San Diego’s real estate construction industry will experience a “slowdown mode” this year, the economist for the state Building Industry Association said in a report released today. (San Diego data begins on page six.)
The economist, Alan Nevin of MarketPointe Realty Advisors, said the peak for building permits issued — multi-family and single-family combined — was 18,300 units in 2003. Three years later in 2006, that number was one-third lower, at 12,000 permits.
Building permits are used by economists to measure future market activity. In the report, Nevin estimates the county’s permits will number 11,000 this year. The county hasn’t seen the permit rate dip below 11,000 since the mid-1990s, under what Nevin called an “entirely different set of economic conditions.”
From the report:
The real estate construction industry in San Diego County is in a slowdown mode.

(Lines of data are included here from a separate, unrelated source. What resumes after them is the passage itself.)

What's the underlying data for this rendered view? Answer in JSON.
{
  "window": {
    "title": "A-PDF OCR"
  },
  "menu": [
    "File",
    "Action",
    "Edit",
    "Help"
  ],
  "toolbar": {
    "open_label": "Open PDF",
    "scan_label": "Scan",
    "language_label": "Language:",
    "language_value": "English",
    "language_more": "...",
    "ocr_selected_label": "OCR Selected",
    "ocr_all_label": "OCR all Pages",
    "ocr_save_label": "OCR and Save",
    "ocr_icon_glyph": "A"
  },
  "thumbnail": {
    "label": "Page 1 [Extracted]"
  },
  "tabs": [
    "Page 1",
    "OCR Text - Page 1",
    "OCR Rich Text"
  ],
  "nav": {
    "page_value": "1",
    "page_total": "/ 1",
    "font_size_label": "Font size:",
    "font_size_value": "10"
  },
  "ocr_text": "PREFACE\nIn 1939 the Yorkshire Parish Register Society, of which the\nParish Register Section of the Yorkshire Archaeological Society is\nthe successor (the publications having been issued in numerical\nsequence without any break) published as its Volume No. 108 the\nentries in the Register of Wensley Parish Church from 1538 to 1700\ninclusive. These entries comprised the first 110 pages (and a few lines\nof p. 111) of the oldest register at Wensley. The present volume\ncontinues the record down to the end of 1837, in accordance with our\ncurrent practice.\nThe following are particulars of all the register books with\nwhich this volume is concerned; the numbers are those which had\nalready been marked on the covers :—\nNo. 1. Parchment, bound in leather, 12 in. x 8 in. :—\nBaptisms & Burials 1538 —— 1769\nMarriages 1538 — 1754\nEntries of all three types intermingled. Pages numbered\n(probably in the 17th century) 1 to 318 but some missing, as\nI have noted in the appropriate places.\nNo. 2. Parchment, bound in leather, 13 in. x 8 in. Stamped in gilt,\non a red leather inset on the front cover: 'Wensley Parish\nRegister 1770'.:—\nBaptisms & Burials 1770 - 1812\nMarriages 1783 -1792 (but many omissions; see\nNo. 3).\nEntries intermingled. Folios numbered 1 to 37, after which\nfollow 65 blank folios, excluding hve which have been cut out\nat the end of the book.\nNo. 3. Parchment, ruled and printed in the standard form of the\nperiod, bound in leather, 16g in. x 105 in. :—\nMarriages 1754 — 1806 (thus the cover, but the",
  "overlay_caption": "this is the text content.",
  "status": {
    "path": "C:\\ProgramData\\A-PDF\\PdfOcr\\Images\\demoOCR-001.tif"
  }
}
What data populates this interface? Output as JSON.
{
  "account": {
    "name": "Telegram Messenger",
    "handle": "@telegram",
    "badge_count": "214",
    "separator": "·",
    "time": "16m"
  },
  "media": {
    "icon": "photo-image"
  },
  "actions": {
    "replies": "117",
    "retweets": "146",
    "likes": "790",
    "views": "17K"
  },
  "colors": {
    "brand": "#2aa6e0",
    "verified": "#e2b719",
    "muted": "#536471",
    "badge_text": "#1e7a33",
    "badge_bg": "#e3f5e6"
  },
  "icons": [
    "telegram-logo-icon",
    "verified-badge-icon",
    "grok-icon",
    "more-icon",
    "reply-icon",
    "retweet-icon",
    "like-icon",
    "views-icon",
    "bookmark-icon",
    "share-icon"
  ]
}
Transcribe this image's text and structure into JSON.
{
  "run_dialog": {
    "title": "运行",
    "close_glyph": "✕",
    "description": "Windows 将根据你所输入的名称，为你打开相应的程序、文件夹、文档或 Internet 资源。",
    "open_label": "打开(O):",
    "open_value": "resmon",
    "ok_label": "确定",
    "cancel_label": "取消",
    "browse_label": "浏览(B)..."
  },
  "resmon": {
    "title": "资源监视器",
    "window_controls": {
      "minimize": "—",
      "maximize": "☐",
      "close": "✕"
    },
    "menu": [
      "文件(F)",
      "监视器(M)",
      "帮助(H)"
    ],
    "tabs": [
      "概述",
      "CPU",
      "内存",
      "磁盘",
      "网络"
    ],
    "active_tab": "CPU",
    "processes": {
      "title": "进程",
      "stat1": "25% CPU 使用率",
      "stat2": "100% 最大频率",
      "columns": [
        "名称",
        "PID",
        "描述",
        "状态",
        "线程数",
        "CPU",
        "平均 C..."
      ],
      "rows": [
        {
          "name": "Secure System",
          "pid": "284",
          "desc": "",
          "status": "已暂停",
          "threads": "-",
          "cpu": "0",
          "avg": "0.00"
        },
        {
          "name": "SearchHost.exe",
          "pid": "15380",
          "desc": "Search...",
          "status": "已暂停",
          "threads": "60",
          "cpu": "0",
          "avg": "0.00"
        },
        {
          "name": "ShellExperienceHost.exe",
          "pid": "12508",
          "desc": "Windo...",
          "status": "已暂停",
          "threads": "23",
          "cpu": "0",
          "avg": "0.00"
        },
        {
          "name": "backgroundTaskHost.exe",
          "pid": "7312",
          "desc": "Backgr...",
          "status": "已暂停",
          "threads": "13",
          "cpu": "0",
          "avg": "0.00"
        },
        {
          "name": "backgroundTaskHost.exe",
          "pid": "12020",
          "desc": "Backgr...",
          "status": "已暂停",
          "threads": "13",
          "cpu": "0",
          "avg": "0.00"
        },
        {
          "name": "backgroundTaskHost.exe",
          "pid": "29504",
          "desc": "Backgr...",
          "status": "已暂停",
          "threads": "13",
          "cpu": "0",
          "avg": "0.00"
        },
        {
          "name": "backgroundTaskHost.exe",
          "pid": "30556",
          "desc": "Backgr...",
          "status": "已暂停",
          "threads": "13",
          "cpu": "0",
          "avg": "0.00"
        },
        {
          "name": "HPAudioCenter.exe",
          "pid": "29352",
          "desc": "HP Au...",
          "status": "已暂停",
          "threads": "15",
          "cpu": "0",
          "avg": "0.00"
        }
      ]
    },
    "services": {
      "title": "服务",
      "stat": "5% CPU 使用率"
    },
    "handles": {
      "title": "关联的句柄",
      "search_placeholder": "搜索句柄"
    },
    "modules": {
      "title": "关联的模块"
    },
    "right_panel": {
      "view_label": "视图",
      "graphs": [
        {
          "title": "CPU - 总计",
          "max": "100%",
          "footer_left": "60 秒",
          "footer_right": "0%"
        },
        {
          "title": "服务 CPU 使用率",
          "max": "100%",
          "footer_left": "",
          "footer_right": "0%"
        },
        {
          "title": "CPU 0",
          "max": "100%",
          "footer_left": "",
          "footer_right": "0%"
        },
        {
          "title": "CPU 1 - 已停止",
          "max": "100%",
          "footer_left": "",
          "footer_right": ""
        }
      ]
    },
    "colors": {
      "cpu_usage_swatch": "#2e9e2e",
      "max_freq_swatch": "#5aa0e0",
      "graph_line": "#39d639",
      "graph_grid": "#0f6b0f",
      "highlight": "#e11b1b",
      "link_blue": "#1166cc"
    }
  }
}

It is one of two areas in California (the other is Sacramento) that has seen a severe reduction in permit activity, both in multifamily and single-family.
In the report, Nevin offers this as an explanation for the prolonged slump, amid what he calls a “healthy and growing” local economy:
…the basic structure that creates real estate demand is still there, but buyers have adopted a wait-and-see attitude. The local press has been particularly negative about the real estate market and that negativity is having an effect on buying attitudes. The resale market is down about one-third as well and prospective buyers of new homes are concerned about their ability to sell their existing homes at rational prices.
But Nevin admits the slowdown in construction employment and permit activity data will be much slower this year than the years during the housing boom.
In July, I talked to Nevin for a story I was writing about Greg Smith, the county’s assessor/recorder/clerk who often schedules public appearances to assure county homebuyers that the market’s not as bad as they may think.
Here’s a bit from that story:
Alan Nevin, director of economic research for San Diego-based MarketPointe Realty Advisors, has spoken on panels with Smith about these issues. He said he and Smith “travel in the same camp” when it comes to expressing a positive outlook on the market.
“He is definitely an optimist,” Nevin said. “There are a lot of pessimists around, but Greg and I are not two of them.”
Today’s report seems like a bit of a change in tune for Nevin.